Inflation doesn't work alone. It does its dirty work in combination
with partners, like taxes and fees, that can take additional bites out
of your results.
Start with that 9.2 per cent return, take out a 2 per cent fee for the
management of your mutual funds, pay a quarter of the gains in tax,
and then see inflation run at 4.1 per cent and you're left with a
return of about 1.3 per cent. That's not much to live on despite the
market's very good return before all of these factors are taken into
account.
Even worse, the market can go into prolonged swoons, where
inflation-adjusted returns fall below even these modest levels. Since
the S&P 500 peaked in 2000, returns have actually been negative.

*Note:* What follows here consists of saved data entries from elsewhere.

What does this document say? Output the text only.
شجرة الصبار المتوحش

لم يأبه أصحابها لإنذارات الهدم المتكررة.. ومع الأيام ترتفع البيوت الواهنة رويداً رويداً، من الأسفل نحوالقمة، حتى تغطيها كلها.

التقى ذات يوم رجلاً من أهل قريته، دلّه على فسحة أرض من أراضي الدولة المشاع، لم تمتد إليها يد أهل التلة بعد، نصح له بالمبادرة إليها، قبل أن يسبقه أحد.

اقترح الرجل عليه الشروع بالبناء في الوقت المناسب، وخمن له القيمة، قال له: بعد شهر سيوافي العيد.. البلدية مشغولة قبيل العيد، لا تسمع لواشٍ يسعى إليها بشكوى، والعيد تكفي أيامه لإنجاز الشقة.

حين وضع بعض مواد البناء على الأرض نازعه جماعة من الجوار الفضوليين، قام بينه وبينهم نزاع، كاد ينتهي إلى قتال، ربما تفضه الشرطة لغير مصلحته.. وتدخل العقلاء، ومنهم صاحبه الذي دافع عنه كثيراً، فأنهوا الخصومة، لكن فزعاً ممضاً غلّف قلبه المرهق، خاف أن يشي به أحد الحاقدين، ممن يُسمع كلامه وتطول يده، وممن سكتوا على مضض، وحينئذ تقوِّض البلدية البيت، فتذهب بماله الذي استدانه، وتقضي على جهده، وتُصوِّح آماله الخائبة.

There
are also other similarly long periods when the index declined in value
after adjusting for inflation.
You can see the sorry history in the accompanying graph which shows
declines in the inflation-adjusted index from its prior peak
level. While we are now in one such period, the 1970s and the 1930s
weren't much fun either.
If the current downturn persists for a few more months, it will
eclipse the 1973 to 1985 malaise in duration. Is it any wonder that
more and more people are postponing their retirement these days?